The Problem with Aggregation

Digg is a really great service it takes the best links on the web and puts them all in one place.  The most active role of Digg, is taking excellent blog articles and catapulting it to fame in front of tons of people.  This is also it's worst feature hands down.  Getting your blog in front of tons of people would be great, but the likely hood of someone getting their blog featured on Digg is very small.  The real effect of Digg is to take the normal readers of every day blogs and allow them to  spend all of their time at Digg.

In the past readers would subscribe to a blog or visit it frequently, they would skim and scan for the articles that most interested them.  This would create page views as well as inflate the number of readers that subscribed to an rss feed.  This is still the case for the very large blogs out there, because you can't Digg everything they do.   In the last couple of years the amount of RSS subscriptions for small bloggers has definitely dwindled, and rightly so.  There is no longer a reason for some one to subscribe to one of these two cent blogs ( like mine).  Their best work will eventually make it to the rest of the web.

There are many types of aggregation besides digg.  The real killer I think has been blogs that are entirely based on aggregation.  These blogs basically revolve around reading other blogs and taking the best content.  Side Note: One time I followed the link trail back to the source of some insane computer desk article.  I hit almost 14 sites before I made it the source.  These types of blog that bubble the best content to the top take page views away from the smaller blogs. I guarantee if Engadget has a picture of a storm trooper dressed like Marilyn Monroe, people will stop by to look at it.  I can also guarantee that no one will take the 4 - 15 link ride to see it from the source.  The same is almost always true when a page mentions  a news story, but puts all the information you would want to know in a synopsis.  I am not saying blogs these are bad, I find them very useful, but they definitely add to the difficulty smaller bloggers face.

The Upside of Aggregation

Aggregation can definitely work in your favor, it's just not likely.  If you are a great blogger and you are choosing relevant topics chances are you probably won't make it into aggregation.  If you are the best blogger in your genre and choose relevant topics you will be aggregated often.  This effect often takes people to the top very quickly allowing them to bypass the monotony of audience building.  This is extremely beneficial for that particular blogger and beneficial for readers.  Great writers get to skip the steps of building, learning to write for their audience, and other tedious steps while users get great content immediately.

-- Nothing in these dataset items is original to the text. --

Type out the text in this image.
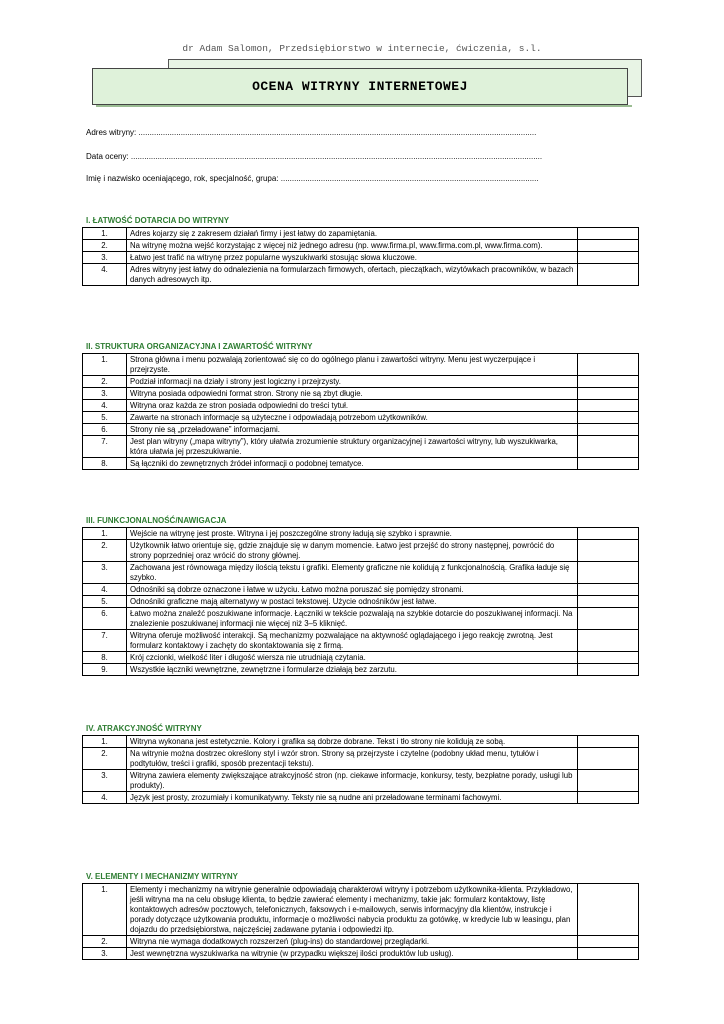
dr Adam Salomon, Przedsiębiorstwo w internecie, ćwiczenia, s.l.
OCENA WITRYNY INTERNETOWEJ
Adres witryny: ...................................................................................................................................................................................
Data oceny: .........................................................................................................................................................................................
Imię i nazwisko oceniającego, rok, specjalność, grupa: ....................................................................................................................
I. ŁATWOŚĆ DOTARCIA DO WITRYNY
1.	Adres kojarzy się z zakresem działań firmy i jest łatwy do zapamiętania.	
2.	Na witrynę można wejść korzystając z więcej niż jednego adresu (np. www.firma.pl, www.firma.com.pl, www.firma.com).	
3.	Łatwo jest trafić na witrynę przez popularne wyszukiwarki stosując słowa kluczowe.	
4.	Adres witryny jest łatwy do odnalezienia na formularzach firmowych, ofertach, pieczątkach, wizytówkach pracowników, w bazach danych adresowych itp.	
II. STRUKTURA ORGANIZACYJNA I ZAWARTOŚĆ WITRYNY
1.	Strona główna i menu pozwalają zorientować się co do ogólnego planu i zawartości witryny. Menu jest wyczerpujące i przejrzyste.	
2.	Podział informacji na działy i strony jest logiczny i przejrzysty.	
3.	Witryna posiada odpowiedni format stron. Strony nie są zbyt długie.	
4.	Witryna oraz każda ze stron posiada odpowiedni do treści tytuł.	
5.	Zawarte na stronach informacje są użyteczne i odpowiadają potrzebom użytkowników.	
6.	Strony nie są „przeładowane” informacjami.	
7.	Jest plan witryny („mapa witryny”), który ułatwia zrozumienie struktury organizacyjnej i zawartości witryny, lub wyszukiwarka, która ułatwia jej przeszukiwanie.	
8.	Są łączniki do zewnętrznych źródeł informacji o podobnej tematyce.	
III. FUNKCJONALNOŚĆ/NAWIGACJA
1.	Wejście na witrynę jest proste. Witryna i jej poszczególne strony ładują się szybko i sprawnie.	
2.	Użytkownik łatwo orientuje się, gdzie znajduje się w danym momencie. Łatwo jest przejść do strony następnej, powrócić do strony poprzedniej oraz wrócić do strony głównej.	
3.	Zachowana jest równowaga między ilością tekstu i grafiki. Elementy graficzne nie kolidują z funkcjonalnością. Grafika ładuje się szybko.	
4.	Odnośniki są dobrze oznaczone i łatwe w użyciu. Łatwo można poruszać się pomiędzy stronami.	
5.	Odnośniki graficzne mają alternatywy w postaci tekstowej. Użycie odnośników jest łatwe.	
6.	Łatwo można znaleźć poszukiwane informacje. Łączniki w tekście pozwalają na szybkie dotarcie do poszukiwanej informacji. Na znalezienie poszukiwanej informacji nie więcej niż 3–5 kliknięć.	
7.	Witryna oferuje możliwość interakcji. Są mechanizmy pozwalające na aktywność oglądającego i jego reakcję zwrotną. Jest formularz kontaktowy i zachęty do skontaktowania się z firmą.	
8.	Krój czcionki, wielkość liter i długość wiersza nie utrudniają czytania.	
9.	Wszystkie łączniki wewnętrzne, zewnętrzne i formularze działają bez zarzutu.	
IV. ATRAKCYJNOŚĆ WITRYNY
1.	Witryna wykonana jest estetycznie. Kolory i grafika są dobrze dobrane. Tekst i tło strony nie kolidują ze sobą.	
2.	Na witrynie można dostrzec określony styl i wzór stron. Strony są przejrzyste i czytelne (podobny układ menu, tytułów i podtytułów, treści i grafiki, sposób prezentacji tekstu).	
3.	Witryna zawiera elementy zwiększające atrakcyjność stron (np. ciekawe informacje, konkursy, testy, bezpłatne porady, usługi lub produkty).	
4.	Język jest prosty, zrozumiały i komunikatywny. Teksty nie są nudne ani przeładowane terminami fachowymi.	
V. ELEMENTY I MECHANIZMY WITRYNY
1.	Elementy i mechanizmy na witrynie generalnie odpowiadają charakterowi witryny i potrzebom użytkownika-klienta. Przykładowo, jeśli witryna ma na celu obsługę klienta, to będzie zawierać elementy i mechanizmy, takie jak: formularz kontaktowy, listę kontaktowych adresów pocztowych, telefonicznych, faksowych i e-mailowych, serwis informacyjny dla klientów, instrukcje i porady dotyczące użytkowania produktu, informacje o możliwości nabycia produktu za gotówkę, w kredycie lub w leasingu, plan dojazdu do przedsiębiorstwa, najczęściej zadawane pytania i odpowiedzi itp.	
2.	Witryna nie wymaga dodatkowych rozszerzeń (plug-ins) do standardowej przeglądarki.	
3.	Jest wewnętrzna wyszukiwarka na witrynie (w przypadku większej ilości produktów lub usług).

Aggregation can also form a symbiosis between blogs and services.  Many services could not run unless blogs were willing to play ball, and they certainly are.  Those little boxes at the bottom of the screen with Digg, stumble, and Reddit buttons aren't there by accident.  Bloggers know that if they can get bumped up into aggregation they will post huge numbers and hopefully grab some new regular readers.  This directly helps the services with free promotion and often by directing traffic directly to them.  However, bloggers must be careful this Symbiosis can easily be broken.  Diggers have posted the relevant information directly the description of some posts, so readers won't have to go to website.

Aggregation services have become a regular part of life for any one on the internet.  It can make bloggers and it can break bloggers.  I ultimately see these aggregation sites as the enemy of the one man blog, and I also expect them to force bloggers into groups.  This will ultimately be bad for aggregators forcing them to shift their paradigm.  I guess what I am saying is that aggregators will ultimately burn themselves out.